Mitigation following a breach of contract – how far does the duty extend?
The rout in commodity prices continues to impact nations and stocks across the globe. Already this year the price of oil has dipped below US$30 a barrel, with a seemingly unrelenting oversupply of crude and markets preparing for the return of Iran post-sanctions. Sadly, falling prices often result in contract re-negotiations or default, leading to claims and innocent parties with goods on their hands and a difficult search for a willing buyer prepared to pay a reasonable price.
Following a breach of contract, the innocent party has a duty to mitigate the loss it has suffered. However, failure to mitigate loss may prevent that party from recovering damages for avoidable loss. A standard defence which the defaulting party often invokes to reduce the damages payable is that the innocent party has failed to act reasonably to mitigate its loss. The burden of proving a failure to mitigate falls, however, on the defaulting party.

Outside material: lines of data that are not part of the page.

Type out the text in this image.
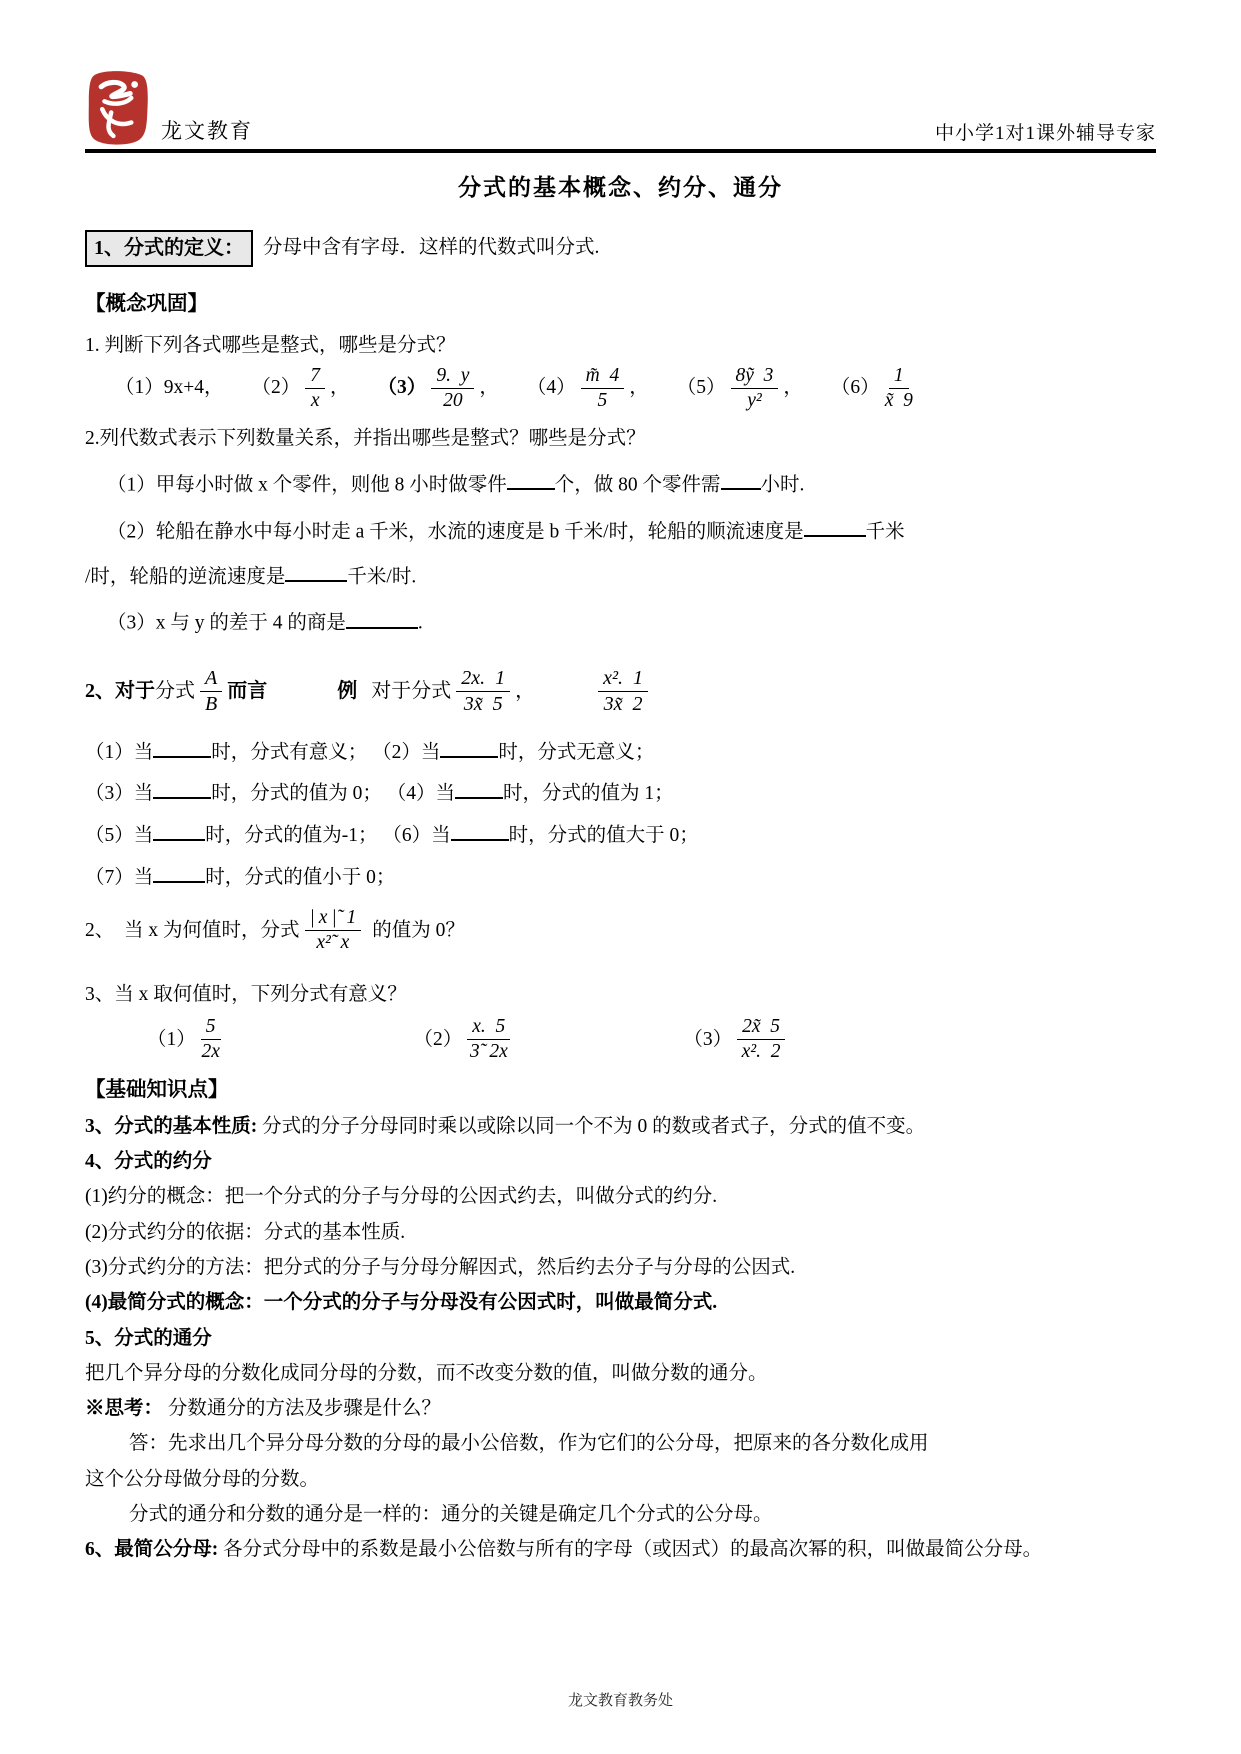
龙文教育	中小学1对1课外辅导专家
分式的基本概念、约分、通分
1、分式的定义： 分母中含有字母．这样的代数式叫分式.
【概念巩固】
1. 判断下列各式哪些是整式，哪些是分式？
（1） 9x+4， $(2) \frac{7}{x}$ ， $(3) \frac{9. y}{20}$ ， $(4) \frac{m̃ 4}{5}$ ， $(5) \frac{8ỹ 3}{\text{y²}}$ ， $(6) \frac{1}{x̃ 9}$
2.列代数式表示下列数量关系，并指出哪些是整式？哪些是分式？
（1）甲每小时做 x 个零件，则他 8 小时做零件 个，做 80 个零件需 小时.
（2）轮船在静水中每小时走 a 千米，水流的速度是 b 千米/时，轮船的顺流速度是	千米
/时，轮船的逆流速度是	千米/时.
（3）x 与 y 的差于 4 的商是	.
2、对于 分式 $\frac{A}{B}$ 而言	例 对于分式 $\frac{2x. 1}{3x̃ 5}$ ，	$\frac{\text{x². 1}}{3x̃ 2}$
（1）当	时，分式有意义； （2）当	时，分式无意义；
（3）当	时，分式的值为 0； （4）当 时，分式的值为 1；
（5）当	时，分式的值为-1； （6）当	时，分式的值大于 0；
（7）当	时，分式的值小于 0；
2、　当 x 为何值时，分式 $\frac{| x |̃ 1}{\text{x²̃ x}}$ 的值为 0？
3、当 x 取何值时，下列分式有意义？
$(1) \frac{5}{2x}$	$(2) \frac{x. 5}{3̃ 2x}$	$(3) \frac{2x̃ 5}{\text{x². 2}}$
【基础知识点】
3、分式的基本性质: 分式的分子分母同时乘以或除以同一个不为 0 的数或者式子，分式的值不变。
4、分式的约分
(1)约分的概念：把一个分式的分子与分母的公因式约去，叫做分式的约分.
(2)分式约分的依据：分式的基本性质.
(3)分式约分的方法：把分式的分子与分母分解因式，然后约去分子与分母的公因式.
(4)最简分式的概念：一个分式的分子与分母没有公因式时，叫做最简分式.
5、分式的通分
把几个异分母的分数化成同分母的分数，而不改变分数的值，叫做分数的通分。
※思考： 分数通分的方法及步骤是什么？
答：先求出几个异分母分数的分母的最小公倍数，作为它们的公分母，把原来的各分数化成用
这个公分母做分母的分数。
分式的通分和分数的通分是一样的：通分的关键是确定几个分式的公分母。
6、最简公分母: 各分式分母中的系数是最小公倍数与所有的字母（或因式）的最高次幂的积，叫做最简公分母。
龙文教育教务处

As one might imagine, the courts are generally sympathetic to efforts made by an innocent party seeking to deal with a breach of contract. The requirement to take 'reasonable steps' to mitigate loss is not a particularly high standard. This so-called ‘duty’ requires reasonable steps to be taken to limit the losses that are incurred (and also to avoid incurring unnecessary expenditure in seeking to remedy the breach). An innocent party need not, however, take unusual steps that would be outside the normal course of its business, or even incur undue costs. Reasonable costs of mitigation incurred by the innocent party will generally be recoverable from the defaulting party.